Matt. 25:31-46

by GetOverIt 5 Replies latest watchtower bible

  • GetOverIt

    I came upon this scripture after writing down a dream I had about separating the sheep from the goats. As I read further into the scripture, Jesus talks about the clothing, feeding, thirsting, sickness, etc. of individuals and those on the right met those needs for him (those in that situation). I was wondering how this applies to JW's, as they don't believe in doing charity work. They seem to thinking that field service is enough. I wonder how they would make application of this scripture. I'd like to ask my mother, but she'd flip her wig, and get mad like she normally does.

  • Alwayshere

    GetOverIt, I know of only one time [could be more] where they applied Matt.25, 31-46. The Book "Pay attention to Daniel's Prophecy" on page 288 it says" would be wise for the "great crowd" to associate with these holy ones....Jesus Christ recommended that sheeplike people do exactly that-associate with his anointed spritual brothers by supporting them in their work." Then it gives the scripture, Matt.25, 31-46. Nothing is said about the preaching work in that scripture. The WTS is guilty of adding to God's word. Deut. 12 verse 32 and Rev.22 verse 19.

  • Gopher


    From what I remember, the WT explanation focuses on verse 40 of that passage:

    And in reply the king will say to them, ‘Truly I say to YOU , To the extent that YOU did it to one of the least of these my brothers, YOU did it to me.’And in reply the king will say to them, ‘Truly I say to YOU , To the extent that YOU did it to one of the least of these my brothers, YOU did it to me.’

    So they concentrate on support of "my brothers", which they interpret as being the anointed ones among JW's. They don't extend that verse to cover needy ones among humanity, because that wouldn't fit their group-cult dogma. "The organization" is the central teaching of JW's, and the Governing Body wants your attention and adoration.

    The JW's teach that the most important thing you can do for an outsider is give them hope. And the Watchtower has a lot of false hope to sell. It's easier to print up a lot of magazines with false hope than it is to actually get out there and tackle social needs.

  • JosephMalik


    The verses really apply to the world of mankind since the world began and who will be resurrected into the Kingdom for the reasons given. And the sheep are, decent human beings who will be classified as sheep and enter through the promised resurrection of mankind. The Goats for the reasons given will not enter and perish when our Lord returns. Christians will be judged by another set of rules and those that are not Faithful and chosen as a disciple will be thrown out with the drunkards to take their chances with the rest of the world. And as you said many are so self centered that they are not really decent human beings. This will prove to be a disaster for them as shown. Doctrine is not the issue when this selection process takes place. Kindness, basic humanity, that is what our Lord will be looking for at when he returns to save the human race.


  • Narkissos

    As Gopher pointed out, the main interpretive problem of the parable lies in the identification of the "brothers" -- whom does the "Son of Man," or "King," call his "brothers"? One possibility is that every needy person is meant. Another is that the disciples -- those who have left everything to follow Jesus, i.e. the "apostles" and wandering missionaries or prophets (cf. 19:27ff) -- are meant.

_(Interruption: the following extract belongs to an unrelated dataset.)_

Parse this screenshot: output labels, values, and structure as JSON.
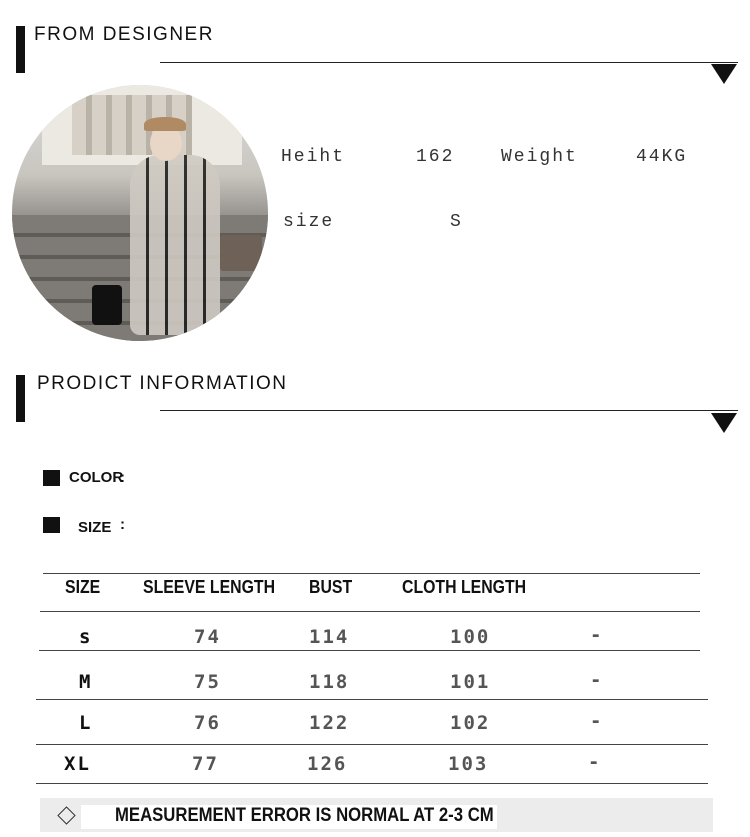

    The WT is not necessarily wrong in choosing the second option (cf. 12:46ff and 28:10 for instance), although the first one cannot be ruled out (perhaps it would suit Luke better than Matthew). The idea that there is a reward for receiving or offering a glass of water to a disciple (specifically) is expressed in 10:42ff, along with the notion that what is done to the person sent is done to the sender -- two features which play an important role in 25:31ff.

    What is much more questionable is (1) the identification of such "brothers" to a collective body of "anointed" who, in turn, are practically equated to an organisation which is neither "hungry," nor "thirsty," nor "stranger," nor "ill," nor "imprisoned" and (2) the subsequent transformation of practical help or support to doing the work of the disciples, i.e., becoming disciples (preachers, missionaries, etc.). With those two developments the WT clearly misses the point of the parable, even if the narrower interpretation of "brothers" is correct.

  • GetOverIt

    Thanks for all your responses. I've been gone about 4 years and I can't really remember how it has been made application. This is a great board. I appreciate the timely responses. And on a national holiday too!